Vermögen: Wer schon wenig hatte, ist jetzt noch ärmer | ABC-Z

Die Folgen des russischen Angriffskriegs gegen die Ukraine sind
an den Finanzen der Deutschen nicht spurlos vorübergegangen. Vor allem durch die
hohe Inflation haben die Vermögen der Haushalte an Wert verloren. Allerdings
sind nicht alle gleich stark vom Anstieg der Preise in den vergangenen Jahren betroffen. Wie eine aktuelle Studie zeigt, sind vor allem die Vermögen ärmerer
Haushalte preisbereinigt geschrumpft.
Zwar sind die Vermögen der Menschen in
Deutschland nominal zwischen 2021 und 2023 im Schnitt leicht gestiegen, wie aus der
Befragung der Bundesbank hervorgeht, und zwar um 2,6 Prozent auf 324.800 Euro. Inflationsbereinigt
ergab sich jedoch ein Rückgang von elf Prozent. Bei der ärmeren Hälfte der
Bevölkerung waren es sogar mehr als 20 Prozent. Ein Grund dafür ist, dass es sich bei
den Vermögen von ärmeren Menschen größtenteils um Spareinlagen handelt, die an
Wert verlieren, wenn die Preise steigen.
Die Bundesbank hat im Jahr 2023 insgesamt rund 4.000
Haushalte in Deutschland zu ihrem Vermögen befragt, und das bereits zum fünften
Mal. Neben Bankguthaben, Lebensversicherungen und Aktien
wurden auch Immobilien und Firmenbeteiligungen einbezogen. Nicht berücksichtigt
wurden Ansprüche aus der gesetzlichen Rentenversicherung. Schulden wurden
abgezogen.
Im Ergebnis zeigt sich: Die Vermögen in Deutschland sind weiterhin
sehr ungleich verteilt. Es gibt keinen eindeutigen Trend hin zu einer höheren oder niedrigeren Ungleichheit. Zwar konnte die obere Mitte ihren Anteil
am Gesamtvermögen etwas steigern. Dennoch besitzen die reichsten zehn Prozent weiterhin mehr als die
Hälfte des Gesamtvermögens in Deutschland. Der Anteil der ärmeren Hälfte der
Bevölkerung ist weiterhin extrem gering und liegt bei lediglich 2,9 Prozent. Auch im internationalen Vergleich bleibt die Vermögensungleichheit hoch. Im Euroraum gehen
die Vermögen lediglich in Österreich noch weiter auseinander.
Nach wie vor lassen sich in Deutschland große regionale Unterschiede
erkennen. Obwohl die durchschnittlichen Vermögen im Osten zwischen 2021 und
2023 nominal stark gestiegen sind, liegen sie mit 170.100 Euro im Schnitt noch
deutlich unter denen im Westen (364.900 Euro). Eine wichtige Rolle spielt dabei,
dass im Osten mit 29 Prozent nach wie vor deutlich weniger Menschen
Wohneigentum besitzen als im Westen. Dort sind es 45 Prozent. In den
westdeutschen Bundesländern sind die Vermögen vor allem im Süden besonders hoch.

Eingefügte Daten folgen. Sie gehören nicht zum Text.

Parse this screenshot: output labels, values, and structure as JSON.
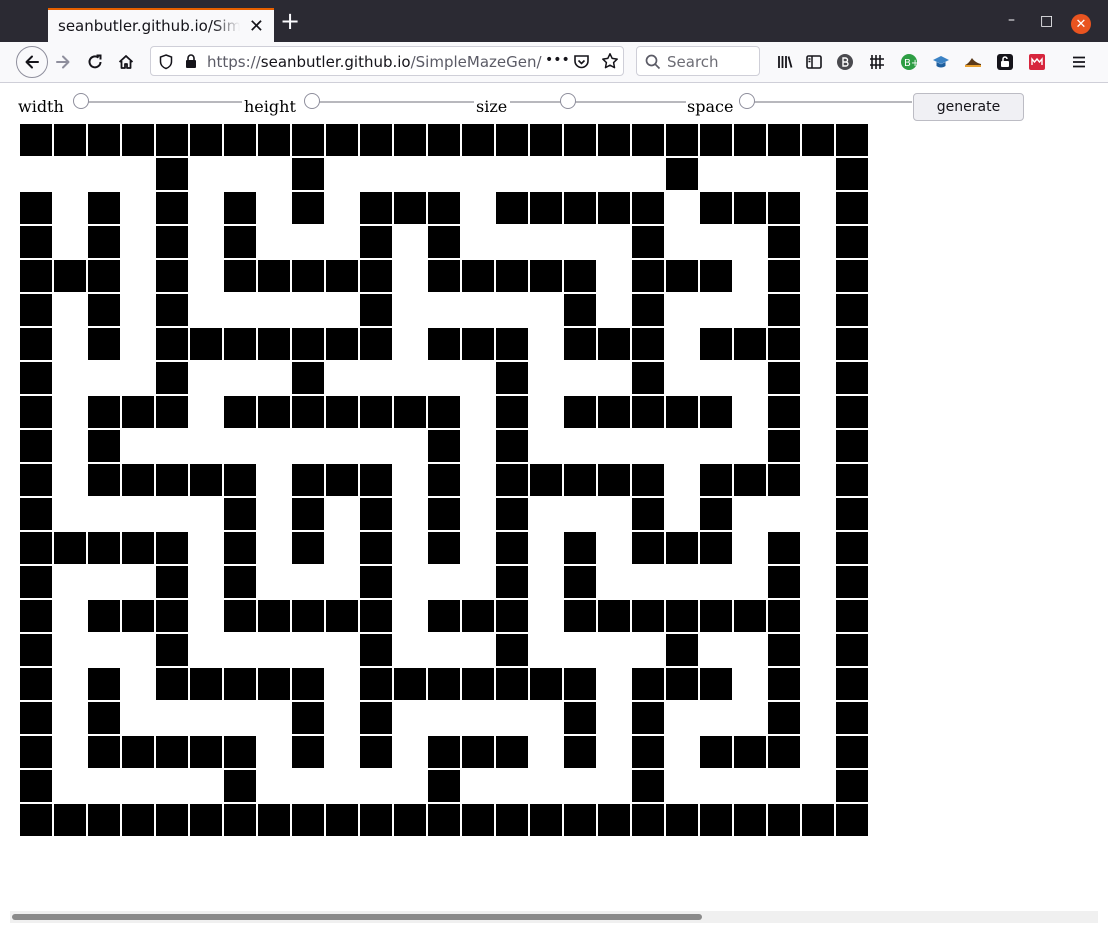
{
  "browser": {
    "tab_title": "seanbutler.github.io/SimpleMazeGen/",
    "tab_close": "✕",
    "new_tab": "+",
    "url_scheme": "https://",
    "url_host": "seanbutler.github.io",
    "url_path": "/SimpleMazeGen/",
    "search_placeholder": "Search",
    "page_actions": "•••",
    "window_buttons": {
      "minimize": "–",
      "maximize": "□",
      "close": "✕"
    }
  },
  "controls": {
    "width_label": "width",
    "height_label": "height",
    "size_label": "size",
    "space_label": "space",
    "generate_label": "generate"
  },
  "maze": {
    "rows": [
      "1111111111111111111111111",
      "0000100010000000000100001",
      "1010101010111011111011101",
      "1010101000101000001000101",
      "1110101111101111101110101",
      "1010100000100000101000101",
      "1010111111101110111011101",
      "1000100010000010001000101",
      "1011101111111010111110101",
      "1010000000001010000000101",
      "1011111011101011111011101",
      "1000001010101010001010001",
      "1111101010101010101110101",
      "1000101000100010100000101",
      "1011101111101110111111101",
      "1000100000100010000100101",
      "1010111110111111101110101",
      "1010000010100000101000101",
      "1011111010101110101011101",
      "1000001000001000001000001",
      "1111111111111111111111111"
    ],
    "wall_color": "#000000",
    "path_color": "#ffffff"
  }
}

Wie aus der Befragung der Bundesbank hervorgeht, ist
Immobilienvermögen vor allem bei den reicheren Haushalten vorhanden. Betriebsvermögen
fallen nur bei den obersten zehn Prozent ins Gewicht. Bei der ärmeren Hälfte sind
Wertgegenstände wie Autos von größerer Bedeutung. Je höher das Vermögen, desto
größer ist der Anteil risikoreicher Anlageformen wie Wertpapieren und stillen
Beteiligungen an Unternehmen. Die unterschiedliche Besitzstruktur befeuert die Ungleichheit, da die Anlageformen unterschiedliche
Wertsteigerungen bringen. So sind die Immobilienpreise nach einem
jahrelangen Anstieg zwischenzeitlich stark gefallen. Wer sein Geld ausschließlich
auf dem Bankkonto ließ, machte Verlust, da die Inflation die Geldanlage entwertete. Die Aktienkurse können zwar stark schwanken, wie aktuell aufgrund der
Zollpolitik von Donald Trump. In der Regel lassen sich mit Wertpapieren aber
höhere Renditen als mit Sparguthaben erzielen.
Davon wollen in Deutschland immer mehr Menschen profitieren.
Der Anteil der Haushalte, die in Aktien und Fonds investieren, ist zwischen 2017 und 2023
von elf auf achtzehn Prozent gestiegen. 24 Prozent halten Fondsanteile. Die
Entwicklung dürfte unter anderem auch auf die Pandemie zurückzuführen sein, als
die Menschen weniger Geld zum Beispiel für Reisen ausgaben und mehr zum Sparen
zur Verfügung hatten. Vor allem junge Anlegerinnen und Anleger wagten den Schritt an die Börse. Das
gute alte Sparbuch ist aber nach wie vor beliebt, 67 Prozent der Haushalte
setzen immer noch darauf. Ein Großteil des Vermögens in Deutschland wird immer noch
auf Bankkonten beziehungsweise risikoarm angelegt.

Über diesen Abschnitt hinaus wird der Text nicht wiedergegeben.